Several further days passed, and then one evening Geoffrey, having been to the Eslava Theatre, was leaving in order to return to Aranjuez, when, to his surprise, he saw walking along the dark street in front of him the familiar figure of Mr. Mapleton, and at his side was Madame Garcia!
They had evidently been to the theatre together. He followed them unseen, and saw them enter the car, and drive back to El Pardo together.
This, indeed, further aroused his suspicions concerning Mrs. Mapleton’s repeated seizures.
Next afternoon he went to El Pardo again with the express purpose of keeping his eyes open, and also of telling Sylvia in confidence what he had learnt.
The pair while walking in the garden agreed that there was distinct suspicion that either Mr. Mapleton might be plotting to get rid of his wife, or that the handsome Spanish woman might be endeavouring to poison her rival through motives of jealousy. As Sylvia pointed out, Mapleton was very rich, while Madame Garcia was the wife of a poor professional man in financial difficulties. The woman could not obtain the luxuries, smart dresses, and sojourns at Aix, Dinant, or San Sebastian, for which she longed.

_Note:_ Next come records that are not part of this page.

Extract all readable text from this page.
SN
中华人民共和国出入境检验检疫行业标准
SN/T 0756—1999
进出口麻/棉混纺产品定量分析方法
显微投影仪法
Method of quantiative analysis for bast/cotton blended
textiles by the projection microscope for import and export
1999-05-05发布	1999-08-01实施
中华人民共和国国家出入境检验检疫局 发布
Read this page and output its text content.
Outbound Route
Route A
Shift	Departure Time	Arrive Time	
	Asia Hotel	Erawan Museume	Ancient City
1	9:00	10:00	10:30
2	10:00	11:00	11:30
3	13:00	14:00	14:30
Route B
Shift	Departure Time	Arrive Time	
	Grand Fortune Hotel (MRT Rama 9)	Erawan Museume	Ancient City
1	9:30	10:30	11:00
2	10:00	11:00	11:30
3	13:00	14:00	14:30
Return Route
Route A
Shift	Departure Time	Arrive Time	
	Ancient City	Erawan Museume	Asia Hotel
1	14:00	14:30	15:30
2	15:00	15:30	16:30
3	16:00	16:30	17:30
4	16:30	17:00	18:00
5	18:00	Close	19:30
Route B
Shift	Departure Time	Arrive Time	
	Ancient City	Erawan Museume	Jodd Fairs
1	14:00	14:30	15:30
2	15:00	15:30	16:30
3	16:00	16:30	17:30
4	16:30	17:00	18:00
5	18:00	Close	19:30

“She is always deploring the fact that she leads such a humdrum life,” the girl went on. “Only yesterday she told me that she envied us, travelling about as we do.”
“Well, personally, I don’t like madame,” her lover said. “Her eyes are cruel and vindictive, and she seems to bear an entirely false affection for her hostess.”
“Mrs. Mapleton is charming,” declared Sylvia as they halted on the terrace, from which a beautiful view of Madrid could be seen across the plain. “I wonder if her husband has any suspicion? Surely Dr. Garcia could discover whether those mysterious attacks are due to indigestion—or to foul play?”
“The doctor’s wife would never let her husband into her guilty secret,” Geoffrey said. Then after a pause, he added: “Of course if the banker himself had experienced similar seizures one could discern in them a motive—namely, that the doctor being deeply in his debt wanted to get rid of him, for by his death he would get out of his heavy liabilities. But the affair concerns only the banker’s wife.”
“It’s a complete mystery, Geoff,” declared the girl. “I watch them all closely day after day, but I become more and more mystified. I long to tell mother, but I have acted upon your advice, and kept my own counsel. Only to-day at breakfast Mrs. Mapleton, who, of course, is all unsuspecting, invited the Garcias to remain for another fortnight. After that they are going to Granada. And a week later the Mapletons go to Barcelona, where he has a branch of his bank, while we go back to London.”